I first tried to recreate a restaurant-quality coq au vin at home last May, and although the result was pretty tasty it wasn’t exactly what I was looking for. I found using bone-in chicken awkward, since the end result is like a stew, and the bones had to be fished out.
I came across another coq au vin recipe in a Better Homes & Gardens Ultimate Slow-Cooker magazine that I borrowed from Suzanne. It reminded me I wanted to give this traditional dish another go. I preferred this version, but it’s still not exactly right. It definitely needs some more seasoning — black pepper, a bay leaf, or maybe tarragon? Also, I liked the tomato paste called for in the first recipe I tried; it added some depth and nice color that I missed in this one. Plus the sauce in this recipe is very thin at the end. That’s fine if you’re putting it over noodles or rice, but it just lacked the right velvety mouth-feel I was looking for.

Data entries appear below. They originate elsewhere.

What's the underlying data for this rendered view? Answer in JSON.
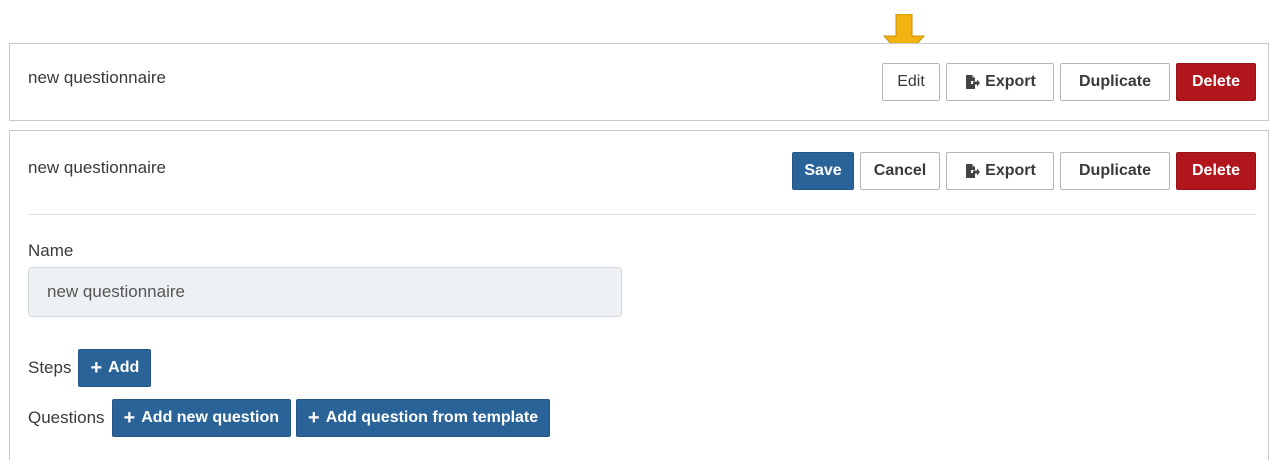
{
  "view_panel": {
    "title": "new questionnaire",
    "buttons": {
      "edit": "Edit",
      "export": "Export",
      "duplicate": "Duplicate",
      "delete": "Delete"
    }
  },
  "edit_panel": {
    "title": "new questionnaire",
    "buttons": {
      "save": "Save",
      "cancel": "Cancel",
      "export": "Export",
      "duplicate": "Duplicate",
      "delete": "Delete"
    },
    "name_field": {
      "label": "Name",
      "value": "new questionnaire"
    },
    "steps": {
      "label": "Steps",
      "add_button": "Add"
    },
    "questions": {
      "label": "Questions",
      "add_new_button": "Add new question",
      "add_from_template_button": "Add question from template"
    }
  },
  "colors": {
    "primary": "#2a6397",
    "danger": "#b0161b",
    "annotation_arrow": "#f2b211"
  },
  "icons": [
    "export-icon",
    "plus-icon",
    "arrow-down-icon"
  ]
}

I’m posting the recipe as I made it, because my mother in law wants to try making it herself! That’s a lovely compliment to get. Also, A. told me that while this was cooking it smelled delicious, like pancakes. And he ate a whole piece of the chicken, sans veggies. I would make this dish with dark meat only, but I had some people eating with me that prefer white meat, so I used a combination of thighs and breasts.
Slow Cooker Coq au Vin, Second Try
Adapted from BH&G Ultimate Slow-Cooker
1 lb. frozen pearl onions
1 c. baby carrots (a large handful)
2.5 lbs. boneless, skinless chicken thighs (or breasts)
20 oz. mushrooms, cleaned & quartered (I like baby bellas, white are fine too)
1 c. beef stock
1/2 c. dry red wine
In a large (6 qt.) slow cooker, layer the ingredients in the order listed above. Cook for 4 hours on high, then season to taste. Serve over egg noodles or rice to soak up the cooking liquid.